Construindo autogovernança

Como os líderes podem superar esses desafios e construir uma mentalidade de autogovernança? Isto leva tempo, e deliberadamente demanda trabalho e atenção com as seguintes atividades:

Como liderar: Desistir dos modos tradicionais de controle muitas vezes gera desconforto para os líderes/gerentes. Durante diferentes trechos dessa minha caminhada para mudança em minha empresa, eu certamente me senti desconfortável. Enquanto a desconstrução representa um esforço de cima para baixo, a construção de uma cultura de autogovernança é um “esforço coletivo”. Na LRN, quatro conselhos democraticamente eleitos aderiram ao nosso conselho executivo como uma forma primária dessa nova aproximação/abordagem. Essas equipes iriam decidir como a empresa irá se organizar e se comportar.

Apesar do desconforto em meio às lideranças, nós descobrimos que os líderes continuaram a acreditar na visão de um projeto de apoio a evolução em direção a uma estrutura horizontal e de uma mentalidade autogovernança como uma forma essencial de prosperar em meio a condições de negócios no mundo atual.

Como falar: Todo esse quadro de incertezas que acompanham essa transformação faz com que seja essencial a necessidade uma linguagem alinhada com os objetivos e esforços. Em nossa companhia, estamos tentando substituir nossa linguagem hierárquica (de termos como “chefe”, “empregado”…) por termos que suportem essa mentalidade de autogoverno (“colaborador”, “parceiro”, “colega”). Essa atenção com a linguagem engloba novas formas de tratamento em que as “funções” das pessoas não descrevem um certo nível de conhecimento ou de comando, e sim como elas estão ajudando nossa organização a atingir sua missão.

Como medir desempenho: Um dos nossos conselheiros desenvolveu uma nova avaliação de desempenho em que os nossos colegas tinham a opção de escolher entre gerentes e parceiros quem ia medir sua performance. Nós dávamos as diretrizes para essa escolha (devia ser alguém que tivesse liderado uma equipe onde você atuou ou que tivesse conhecimento sobre seu trabalho), mas a decisão final da escolha cabia à pessoa.

Como reconhecer e recompensar pelo desempenho: Jason Fried, coautor de “Rework” (Crown Business, 2010) e cofundador da empresa de softwares 37signals, fala que sua empresa valoriza a “ambição horizontal” sobre a “ambição vertical”. Companhias horizontais empregam quem ama o que faz e quem continuamente luta para se superar dentro de sua paixão.
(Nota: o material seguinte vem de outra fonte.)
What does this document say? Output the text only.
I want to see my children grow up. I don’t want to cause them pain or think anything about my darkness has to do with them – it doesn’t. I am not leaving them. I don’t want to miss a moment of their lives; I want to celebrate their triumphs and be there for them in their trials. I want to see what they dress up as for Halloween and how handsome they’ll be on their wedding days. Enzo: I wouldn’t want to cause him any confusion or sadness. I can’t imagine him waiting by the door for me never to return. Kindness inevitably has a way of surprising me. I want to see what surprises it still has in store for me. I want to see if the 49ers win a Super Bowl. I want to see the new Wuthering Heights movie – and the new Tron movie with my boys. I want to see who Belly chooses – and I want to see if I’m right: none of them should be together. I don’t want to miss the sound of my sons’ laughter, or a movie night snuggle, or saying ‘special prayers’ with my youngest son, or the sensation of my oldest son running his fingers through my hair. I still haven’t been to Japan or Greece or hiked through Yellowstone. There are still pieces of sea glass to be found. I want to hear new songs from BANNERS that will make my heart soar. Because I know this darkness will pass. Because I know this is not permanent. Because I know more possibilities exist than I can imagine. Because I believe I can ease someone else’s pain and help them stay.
Para viver esses valores, as empresas recompensam aqueles que demonstram um alto desempenho em sua área de interesse e não aqueles com posição de gerência.

Segundo Fried, essas empresas também pagam acima dos patamares de mercado e dão às pessoas total liberdade para tomarem suas próprias decisões sobre os projetos em que estão trabalhando. Mas deixemos claro que essas recompensas não estimulariam o desejo por esse tipo de comportamento se a empresa se a 37signals não complementasse isso com uma mentalidade de autogovernança.

Atingir essa mentalidade que capacita as empresas horizontais ao sucesso requer este tipo de pensamento. Não enquadre as coisas, apenas dê liberdade para que as pessoas possam fazer o seu maior e melhor trabalho.

Dov Seidman é fundandor e CEO da LRN, empresa que ajuda outras organizações a desenvolver uma cultura de ética corporativa e princípios de desempenho. Ele também é autor de “Como: Por que o COMO fazer Algo Significa Tudo…”

Como - Dov SeidmanSobre o livro COMO

“O mundo mudou”, defende o autor, “a popularização da tecnologia da informação tem feito do bom comportamento um fator de extrema importância porque se torna cada vez mais difícil esconder o mau comportamento. Em última análise, a única maneira de desfrutar de uma boa reputação é a ganhá-la vivendo com integridade. Nós não podemos controlar nossas histórias, mas podemos controlar a forma como vivemos nossas vidas.”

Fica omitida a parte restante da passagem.